The compositional arrangement of this portrait allows us to connect it to more famous models by Bronzino; at the same time, the rendering of the subject and the ingenuity of several aspects of the artist’s approach suggest that it may be an older work. The toga allows us to identify the man as a magistrate; he holds a letter in his hand, on which we can read several words whose interpretation is problematic
Salvator Rosa (117 x 96.5 x 7 cm)
Rome, Borghese Collection, 1833 (Inventario Fidecommissario Borghese 1833, p. 28). Purchased by Italian state, 1902.
The provenance of this work remains unknown to this day. Its presence in the Borghese collection is first documented in the Fideicommissari of 1833, where it was listed as a work by Bronzino. This attribution was later rejected by Giovanni Morelli, who, in 1890, favoured the Tuscan painter Jacopo Carucci, known as Pontormo.

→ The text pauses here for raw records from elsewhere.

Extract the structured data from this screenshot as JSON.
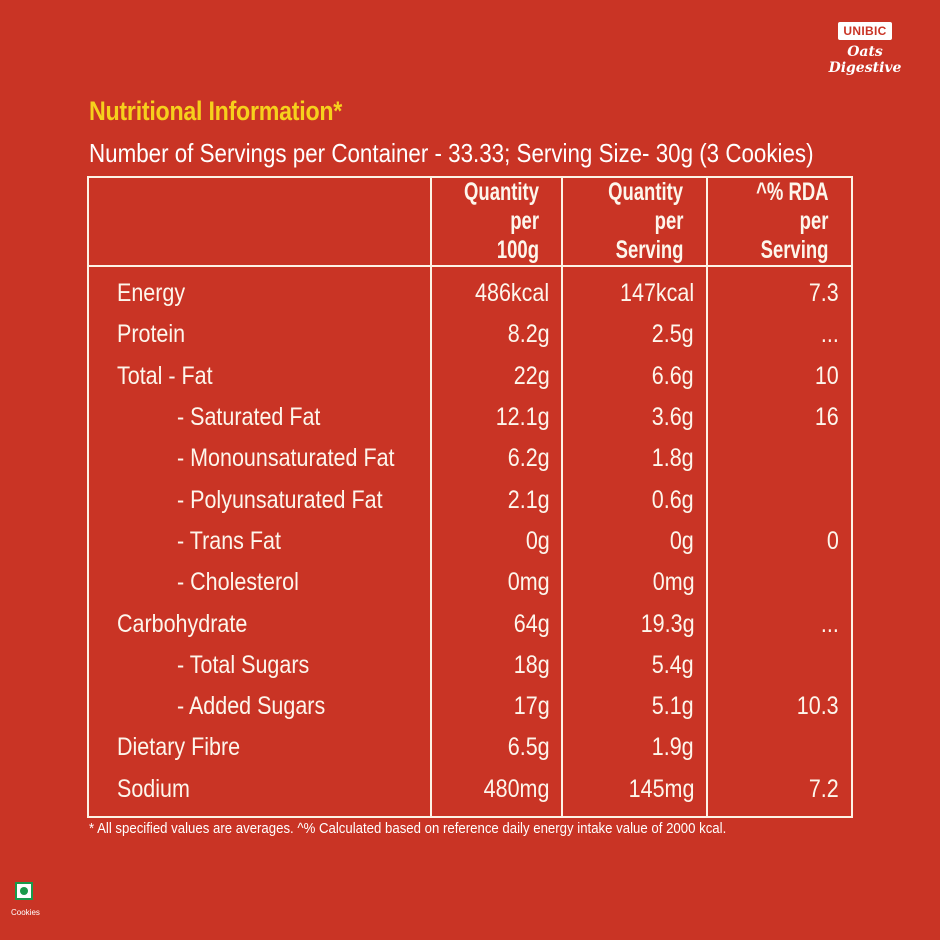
{
  "brand": {
    "name": "UNIBIC",
    "product": "Oats Digestive"
  },
  "title": "Nutritional Information*",
  "subtitle": "Number of Servings per Container - 33.33; Serving Size- 30g (3 Cookies)",
  "table": {
    "headers": [
      "",
      "Quantity per 100g",
      "Quantity per Serving",
      "^% RDA per Serving"
    ],
    "header_lines": [
      [
        "",
        ""
      ],
      [
        "Quantity",
        "per 100g"
      ],
      [
        "Quantity",
        "per Serving"
      ],
      [
        "^% RDA",
        "per Serving"
      ]
    ],
    "rows": [
      {
        "name": "Energy",
        "indent": 0,
        "per100g": "486kcal",
        "perServing": "147kcal",
        "rda": "7.3"
      },
      {
        "name": "Protein",
        "indent": 0,
        "per100g": "8.2g",
        "perServing": "2.5g",
        "rda": "..."
      },
      {
        "name": "Total - Fat",
        "indent": 0,
        "per100g": "22g",
        "perServing": "6.6g",
        "rda": "10"
      },
      {
        "name": "-  Saturated Fat",
        "indent": 1,
        "per100g": "12.1g",
        "perServing": "3.6g",
        "rda": "16"
      },
      {
        "name": "-  Monounsaturated Fat",
        "indent": 1,
        "per100g": "6.2g",
        "perServing": "1.8g",
        "rda": ""
      },
      {
        "name": "-  Polyunsaturated Fat",
        "indent": 1,
        "per100g": "2.1g",
        "perServing": "0.6g",
        "rda": ""
      },
      {
        "name": "-  Trans Fat",
        "indent": 1,
        "per100g": "0g",
        "perServing": "0g",
        "rda": "0"
      },
      {
        "name": "-  Cholesterol",
        "indent": 1,
        "per100g": "0mg",
        "perServing": "0mg",
        "rda": ""
      },
      {
        "name": "Carbohydrate",
        "indent": 0,
        "per100g": "64g",
        "perServing": "19.3g",
        "rda": "..."
      },
      {
        "name": "-  Total Sugars",
        "indent": 1,
        "per100g": "18g",
        "perServing": "5.4g",
        "rda": ""
      },
      {
        "name": "-  Added Sugars",
        "indent": 1,
        "per100g": "17g",
        "perServing": "5.1g",
        "rda": "10.3"
      },
      {
        "name": "Dietary Fibre",
        "indent": 0,
        "per100g": "6.5g",
        "perServing": "1.9g",
        "rda": ""
      },
      {
        "name": "Sodium",
        "indent": 0,
        "per100g": "480mg",
        "perServing": "145mg",
        "rda": "7.2"
      }
    ]
  },
  "footnote": "* All specified values are averages. ^% Calculated based on reference daily energy intake value of 2000 kcal.",
  "veg_mark": {
    "label": "Cookies",
    "icon": "veg-symbol-icon",
    "color": "#1a9a4a"
  },
  "colors": {
    "background": "#c93425",
    "title": "#f6d01c",
    "text": "#ffffff"
  }
}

A thesis subsequently supported by Adolfo Venturi (1893).
While, Frederick Mortimer Clapp (1916) acknowledged that the deteriorated condition of the painting and the extensive overpainting had significantly altered the original work, he nonetheless discerned the hand of Pontormo, dating the portrait to between 1538 and 1543.
In 1959, Paola Della Pergola identified the painting as the work of an “early sixteenth-century Tuscan master”, drawing in part on the observations of Roberto Longhi who, in 1928, commenting on the quality of the execution, had proposed that the panel was “an imitation of a finer and older portrait, commissioned and executed at a later date, as was customary in Florence in the time of Cristofano dell’Altissimo.” The latter artist was known for having reproduced a large number of portraits from Paolo Giovio’s celebrated collection. To date, Longhi’s hypothesis remains the most compelling proposal concerning the issue of attribution. In this regard, Costamagna (1994) referred more broadly to the “Florentine school.”
Regarding the identity of the sitter, the presence of a toga suggests that he may have been a magistrate. According to Venturi (1893) and Jahn Rusconi (1906), the portrait was not painted from life, but instead based on a death mask or secondary drawings. Clapp (1916, p. 154), by contrast, emphasised a Morellian detail concerning the sitter’s hands, which he noted resembled those in another portrait attributed to Pontormo (Portrait of a Florentine Gentleman, Genoa, Musei di Strada Nuova, inv. PB262), although this work has subsequently been attributed to Jacopino del Conte, Carlo Portelli, and Giorgio Vasari.